What happens when two people who blog about sex/dating/relationships meet on that holy of holies, OK Cupid?
Well, I’m not quite sure yet.
Neither of us knew that the other blogged, but she wrote to compliment one of my favorite movies, the Devil’s Backbone by Guillermo del Toro. She said I seemed benign (her mistake), which apparently made me a good candidate for a first internet dating experience. She warned me in advance that she was not interested in a boyfriend, which was just fine by me considering my own recent break-up; a few messages later, we agreed on a time and place for our not-a-date.
This was a particular leap of faith for me, as she had no clear images of her face on her profile (because, to be perfectly honest, if you’ve got the right cheekbones, everything else is negotiable). And people without photos of their faces annoy me (because it sucks to show up for a date, see that they have the wrong cheekbones, and then spend the rest of the hour or so gritting my teeth). But the composition and lighting on one of her two photos was so evocative that I decided to take the leap anyway.
To my chagrin, she took this whole not-a-date thing a little more seriously than I…. She sauntered in twenty minutes late, hot and sweaty from a day’s work and the ensuing subway ride, wearing a tank-top, cut-offs and no makeup. Which is not to say she wasn’t smokin’ hot (and with the cheekbones to boot), but rather that I suddenly felt a tad overdressed.
Her first Internet date and/or not-a-date? Don’t worry… I’ve been at this seven years… you’re doing fine. You write for a very well know publication? About relationships, no less? Goodness me. Recently had your heart broken? Sounds like we’re on the same page.
Now, unlike me, she is eminently googleable. If I had wanted to, I could have read most of her grad school publications, not to mention the more recent pieces for her employer. It took a supreme effort of will to spend the next day immersing myself in her words. Besides being more than a little creepy, doing so would take the fun out of the first few dates. Because isn’t that much of what they’re about? Almost like a striptease, you take off one piece of emotional armor at a time, in the hopes that when you have stripped bare, you don’t find yourself skewerd on the other person’s lance.

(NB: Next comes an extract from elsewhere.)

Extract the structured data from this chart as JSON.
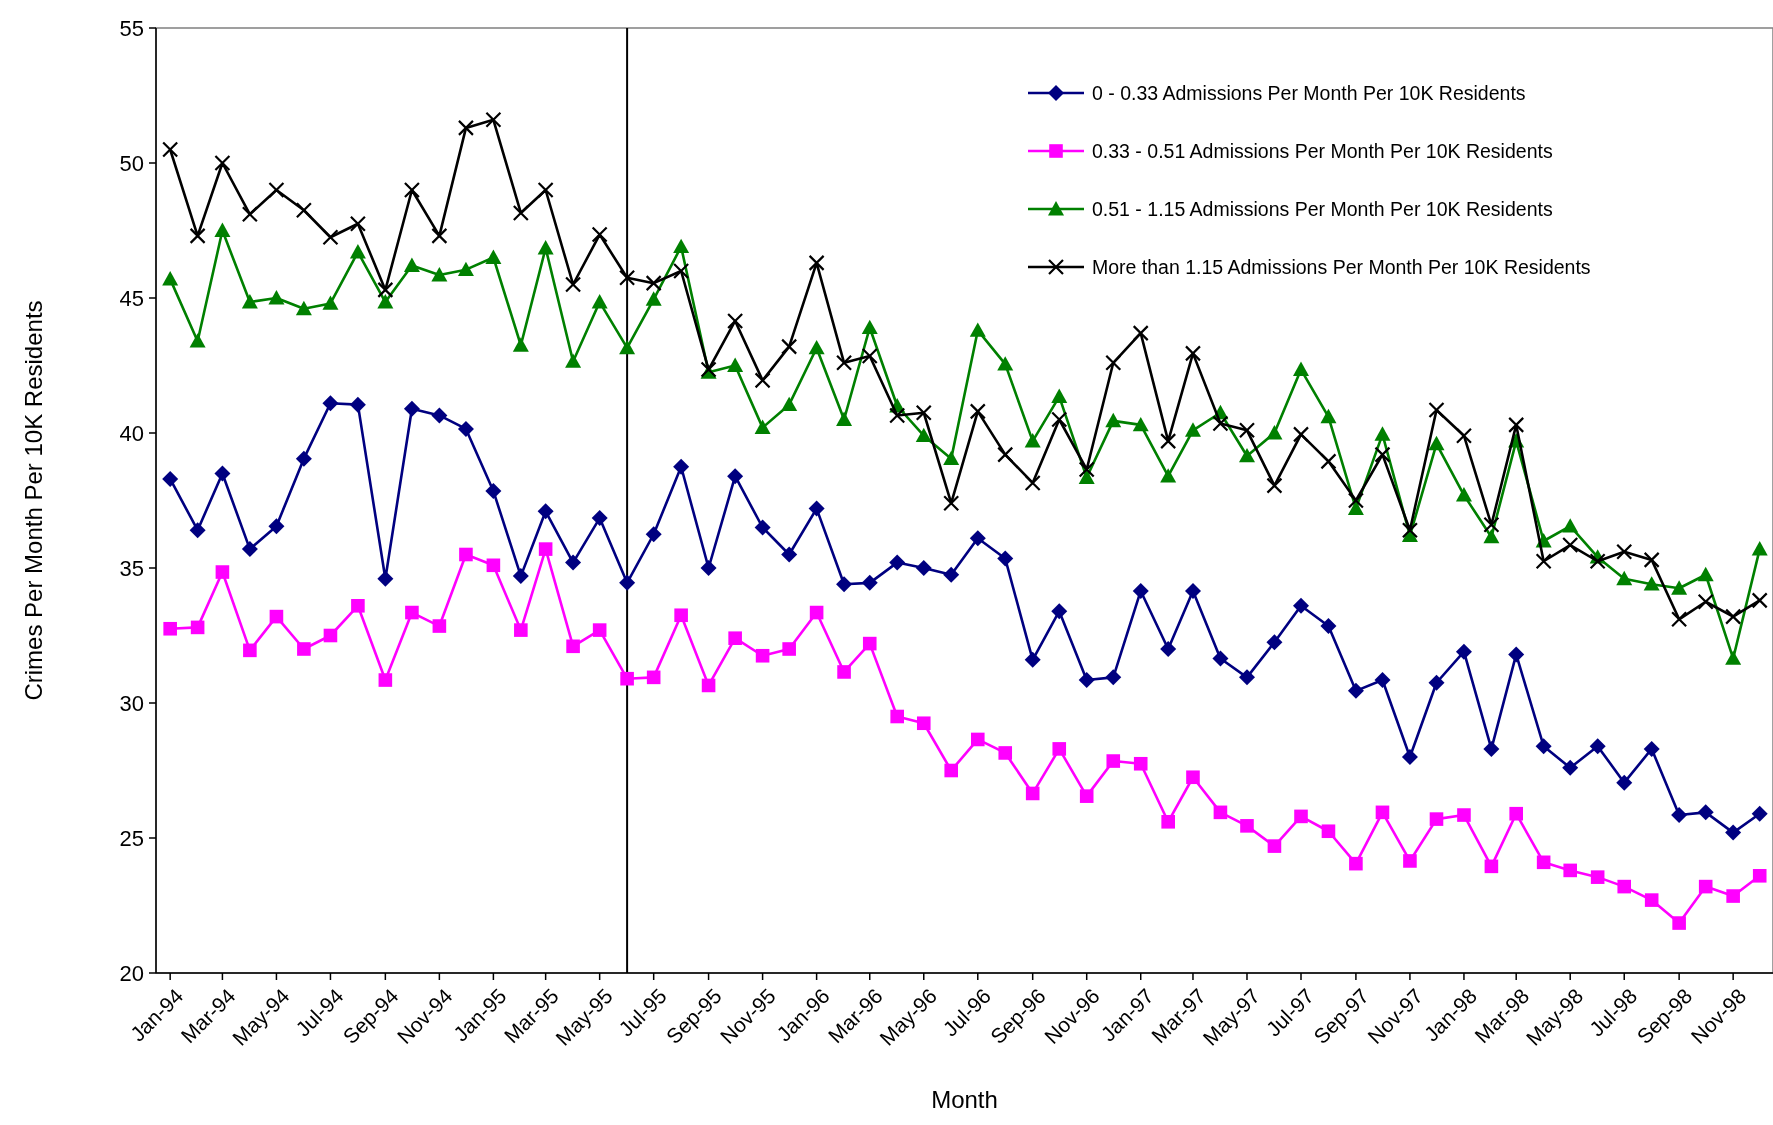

Seeing someone emotionally denuded tends to be a little freaky… but if you learn these things in context, something previously unfathomable to you may suddenly become reasonable.
The other thing I’ve leaned from nascent relationships past is not to instantly ‘friend’ her on every freaking social-networking site that I’m on. (One lovely comedienne politely chided me about that a few years back.)
As for not-a-date #2? Not officially established yet, as I’m in Texas at the moment busy learning how to be a cowboy, but it seems like things are on for after my return next week.
Thus, lessons worth imparting to the young:
- If she says it’s not a date, it’s not. Unless it is one.
- Don’t Google before or after. Save that for once you’re officially dating or even later. Like when she recommends it. See here and especially here for more eloquent arguments against Googling a date.
- Wait until date 2 or 3 before friending her on Facebook. Because, really, there’s only a few possibilities here:
- You didn’t have sex, and there is no second date… in which case, why do you want to be friends with her on FB?
- You did have sex, but there is no second date… in which case she’ll unFriend you anyway.
- The second date is going to happen… but as with the whole Googling question above, best to let things get sorted out a little more before you enmesh your lives.
- When she asks, how does this rate in the scale of first dates via the internet? Â Don’t even pause to think, just say it’s in the top three (or maybe five, if you’re an asshole).
- Last, and most importantly: Don’t blog about the girl before the second date. Clearly, I haven’t learned this one yet.